Getting stuck into home improvement is a great Kiwi tradition and with some smarts, you can get that perfect kitchen or bathroom without having a persistent financial hangover. Giving a little thought to how you approach the job – and pay for it – can mean a better result, faster and at a lower cost.
1. The first step in any renovation is figuring out just what it is you are hoping to achieve. While most of us like to think we know what’s going on in terms of the idea, this is probably the one place you really should consider getting the input of a professional. Do yourself a favour: take a blank sheet of paper and draw your bathroom or kitchen to scale. Sticking to the kitchen, place the refrigerator, the cooktop, the oven, the cupboards, the sink…you’ll find that getting these items in the right place is really quite tricky. Even the seemingly simple job of knocking up a deck requires some design expertise – and there are regulations which apply, for good reason too: a deck has to bear load, so it has to meet certain engineering specifications to ensure the safety of those who barbecue on it. For any structural changes, consents are required from Council – and a professional will advise of these requirements and their cost.
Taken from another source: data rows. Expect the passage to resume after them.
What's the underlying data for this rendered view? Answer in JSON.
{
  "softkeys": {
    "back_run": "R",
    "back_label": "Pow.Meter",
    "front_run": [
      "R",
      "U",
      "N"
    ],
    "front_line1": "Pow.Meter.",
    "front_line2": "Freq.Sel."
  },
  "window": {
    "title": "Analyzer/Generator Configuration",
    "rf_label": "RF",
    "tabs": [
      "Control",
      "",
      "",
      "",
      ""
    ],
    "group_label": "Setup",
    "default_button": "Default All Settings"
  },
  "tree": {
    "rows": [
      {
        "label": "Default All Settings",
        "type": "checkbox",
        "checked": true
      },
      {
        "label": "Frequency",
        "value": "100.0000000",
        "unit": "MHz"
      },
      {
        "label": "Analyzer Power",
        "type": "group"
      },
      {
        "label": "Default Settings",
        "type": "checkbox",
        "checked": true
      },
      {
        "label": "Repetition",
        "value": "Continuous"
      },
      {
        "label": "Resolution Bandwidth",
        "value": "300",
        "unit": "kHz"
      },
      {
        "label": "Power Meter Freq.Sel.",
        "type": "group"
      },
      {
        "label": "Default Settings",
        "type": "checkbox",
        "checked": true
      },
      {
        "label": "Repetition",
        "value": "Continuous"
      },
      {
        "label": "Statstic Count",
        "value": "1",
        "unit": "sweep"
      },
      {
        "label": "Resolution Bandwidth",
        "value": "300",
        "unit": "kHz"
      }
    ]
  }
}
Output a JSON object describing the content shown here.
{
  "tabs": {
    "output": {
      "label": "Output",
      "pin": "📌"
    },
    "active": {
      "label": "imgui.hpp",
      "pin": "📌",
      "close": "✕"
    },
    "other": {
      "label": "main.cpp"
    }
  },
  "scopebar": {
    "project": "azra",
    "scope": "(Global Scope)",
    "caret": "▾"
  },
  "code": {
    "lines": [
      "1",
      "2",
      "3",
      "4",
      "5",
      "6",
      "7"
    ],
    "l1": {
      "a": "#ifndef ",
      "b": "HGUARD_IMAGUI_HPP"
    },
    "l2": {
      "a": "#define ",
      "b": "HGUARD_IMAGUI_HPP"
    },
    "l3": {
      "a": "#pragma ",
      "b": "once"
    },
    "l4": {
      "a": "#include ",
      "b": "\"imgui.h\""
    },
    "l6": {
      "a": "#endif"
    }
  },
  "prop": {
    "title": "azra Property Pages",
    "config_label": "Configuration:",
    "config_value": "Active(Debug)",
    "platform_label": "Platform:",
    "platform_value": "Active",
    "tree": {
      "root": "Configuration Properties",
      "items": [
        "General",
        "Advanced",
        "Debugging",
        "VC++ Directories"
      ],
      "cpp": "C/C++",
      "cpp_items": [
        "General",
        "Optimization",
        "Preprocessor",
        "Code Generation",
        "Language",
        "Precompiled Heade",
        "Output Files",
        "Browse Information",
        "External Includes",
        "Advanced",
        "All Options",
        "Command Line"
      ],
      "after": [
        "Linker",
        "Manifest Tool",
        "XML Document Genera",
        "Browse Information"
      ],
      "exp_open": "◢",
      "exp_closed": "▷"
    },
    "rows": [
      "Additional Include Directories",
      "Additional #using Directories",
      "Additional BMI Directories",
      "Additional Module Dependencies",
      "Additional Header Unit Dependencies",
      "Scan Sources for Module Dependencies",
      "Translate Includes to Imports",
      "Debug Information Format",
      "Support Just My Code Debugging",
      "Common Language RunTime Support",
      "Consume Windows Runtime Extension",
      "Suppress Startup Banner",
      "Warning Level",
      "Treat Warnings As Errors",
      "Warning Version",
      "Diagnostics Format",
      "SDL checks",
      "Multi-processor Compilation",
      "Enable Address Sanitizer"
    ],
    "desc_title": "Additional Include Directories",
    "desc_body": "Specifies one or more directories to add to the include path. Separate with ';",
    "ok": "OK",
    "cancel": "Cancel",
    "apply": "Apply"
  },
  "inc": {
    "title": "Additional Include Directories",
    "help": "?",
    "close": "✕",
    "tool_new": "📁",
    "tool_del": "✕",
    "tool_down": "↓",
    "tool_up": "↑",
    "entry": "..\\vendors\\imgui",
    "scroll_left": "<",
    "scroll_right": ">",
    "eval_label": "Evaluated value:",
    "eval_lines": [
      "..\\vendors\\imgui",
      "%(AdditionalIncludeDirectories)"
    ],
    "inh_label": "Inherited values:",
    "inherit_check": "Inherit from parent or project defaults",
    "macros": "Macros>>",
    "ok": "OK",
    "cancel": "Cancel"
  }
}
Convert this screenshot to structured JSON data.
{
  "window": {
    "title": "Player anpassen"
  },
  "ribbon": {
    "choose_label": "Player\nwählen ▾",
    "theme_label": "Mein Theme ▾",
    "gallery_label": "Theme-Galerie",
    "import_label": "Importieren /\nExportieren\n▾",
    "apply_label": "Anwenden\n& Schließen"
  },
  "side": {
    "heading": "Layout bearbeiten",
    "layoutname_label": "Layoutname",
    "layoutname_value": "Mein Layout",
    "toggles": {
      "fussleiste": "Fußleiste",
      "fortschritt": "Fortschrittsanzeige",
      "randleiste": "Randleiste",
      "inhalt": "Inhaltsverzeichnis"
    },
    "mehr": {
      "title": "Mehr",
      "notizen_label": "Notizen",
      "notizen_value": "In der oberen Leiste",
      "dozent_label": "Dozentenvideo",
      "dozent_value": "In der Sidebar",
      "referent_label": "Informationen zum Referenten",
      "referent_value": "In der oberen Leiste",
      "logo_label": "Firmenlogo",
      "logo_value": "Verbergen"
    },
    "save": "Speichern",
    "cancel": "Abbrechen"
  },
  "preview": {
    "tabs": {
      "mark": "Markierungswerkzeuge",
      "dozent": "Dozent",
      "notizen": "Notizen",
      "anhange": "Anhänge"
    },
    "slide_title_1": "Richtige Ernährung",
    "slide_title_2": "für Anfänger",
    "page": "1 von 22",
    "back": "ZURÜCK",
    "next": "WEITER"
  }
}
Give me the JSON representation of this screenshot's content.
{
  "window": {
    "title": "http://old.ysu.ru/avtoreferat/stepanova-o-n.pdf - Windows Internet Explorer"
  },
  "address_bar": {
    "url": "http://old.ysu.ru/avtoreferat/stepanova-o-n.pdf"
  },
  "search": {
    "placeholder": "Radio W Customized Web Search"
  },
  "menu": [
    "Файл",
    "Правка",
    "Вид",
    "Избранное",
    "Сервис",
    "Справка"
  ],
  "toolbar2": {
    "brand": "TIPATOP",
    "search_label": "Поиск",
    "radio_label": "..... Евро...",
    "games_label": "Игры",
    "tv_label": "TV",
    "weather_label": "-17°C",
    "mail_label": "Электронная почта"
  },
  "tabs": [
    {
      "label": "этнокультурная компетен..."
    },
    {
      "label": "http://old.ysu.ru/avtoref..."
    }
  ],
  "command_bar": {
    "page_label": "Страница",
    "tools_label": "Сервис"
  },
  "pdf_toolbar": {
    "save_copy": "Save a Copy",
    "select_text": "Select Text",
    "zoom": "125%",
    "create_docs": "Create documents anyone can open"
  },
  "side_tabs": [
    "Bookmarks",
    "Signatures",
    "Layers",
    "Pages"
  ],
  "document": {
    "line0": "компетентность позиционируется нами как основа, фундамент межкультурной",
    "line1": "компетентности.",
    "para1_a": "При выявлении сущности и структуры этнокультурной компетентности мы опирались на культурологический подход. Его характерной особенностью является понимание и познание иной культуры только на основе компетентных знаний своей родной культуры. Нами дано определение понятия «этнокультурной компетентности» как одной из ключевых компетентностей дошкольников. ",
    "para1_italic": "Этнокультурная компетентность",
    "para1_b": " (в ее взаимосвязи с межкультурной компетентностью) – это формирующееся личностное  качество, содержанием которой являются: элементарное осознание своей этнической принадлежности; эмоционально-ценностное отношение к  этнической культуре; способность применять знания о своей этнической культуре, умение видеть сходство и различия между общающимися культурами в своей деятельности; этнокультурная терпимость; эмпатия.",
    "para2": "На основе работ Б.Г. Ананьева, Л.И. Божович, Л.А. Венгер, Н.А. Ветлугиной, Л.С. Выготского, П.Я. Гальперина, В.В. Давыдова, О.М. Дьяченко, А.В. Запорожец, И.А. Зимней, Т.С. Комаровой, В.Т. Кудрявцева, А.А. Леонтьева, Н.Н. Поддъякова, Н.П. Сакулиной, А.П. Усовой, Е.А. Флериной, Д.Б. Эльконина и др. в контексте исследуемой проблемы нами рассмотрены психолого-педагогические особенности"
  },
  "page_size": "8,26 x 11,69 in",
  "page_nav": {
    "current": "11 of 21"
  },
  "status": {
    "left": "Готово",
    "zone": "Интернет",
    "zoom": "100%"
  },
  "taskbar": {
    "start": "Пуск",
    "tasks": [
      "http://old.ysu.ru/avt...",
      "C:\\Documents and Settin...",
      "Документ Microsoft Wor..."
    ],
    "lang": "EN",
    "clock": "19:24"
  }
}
2. Once you know what you want to achieve, set a budget (or cost it and see if it is financially possible). At this point, it is useful to consider how you will be paying for the renno: got cash in hand? No problem – but typically, you’ll be financing it. If so, there are a couple of options to consider. One is to take out a personal loan from a provider like GE Money. Look for a competitive interest rate and a proven credit provider. The other popular option is to access equity from your mortgage; while this typically provides a favourable interest rate, consider the fact that you may be paying off your renovation over a period of tens of years. Ringfencing the cost of the renovation in a fixed-term personal loan can be a far better option, as it has a considerably reduced repayment period.
2. With the finances sorted out, formulate a project plan. This is where it starts to get exciting: how exactly will you go about getting the job done? The range of options is wide and (as a result) can be more than a little daunting. There’s materials to consider, from the ‘kitset’ offerings from hardware stores which offer all kinds of great products which make it easier to upgrade, improve and enhance your living areas, to the more mundane aspects like nails and cement. As Kiwis, we tend to want to do it all ourselves, but once again, it can be worth getting the experts in, particularly for those jobs which require some expertise (like cabinet making or plumbing and electrical work). Bear in mind that some jobs (particularly electrical) require professionals with relevant qualifications for their safe execution and compliance with applicable standards.
4. Source your expertise with some savvy. When it comes to manpower for home improvements, the time-tested Kiwi way is undoubtedly to source from a pool of willing mates – and, while we’ve discussed using the input of professionals for a number of critical aspects of the planned renno, there are other parts that depend on skilled input to achieve the desired result. For example you and your mates probably won’t face too many difficulties in getting the dry wall installed, but the tricky bit is the GIB-stopping – if that’s not done right, the entire job can be a disaster. Bear this in mind: don’t be ‘penny wise and pound foolish’, by knowing your limitations (and those of your helpful friends), you can get the balance between cost and a professional outcome. Remember, when doing it yourself, you don’t want the end result to look DIY.
With just about any project, planning is always the most critical component of success. As the builders say, ‘measure twice and cut once’ to make sure - with a clear idea of what you intend to do, with the necessary funds to finance it and the right help lined up, your DIY project can be executed more quickly and will deliver a lasting result.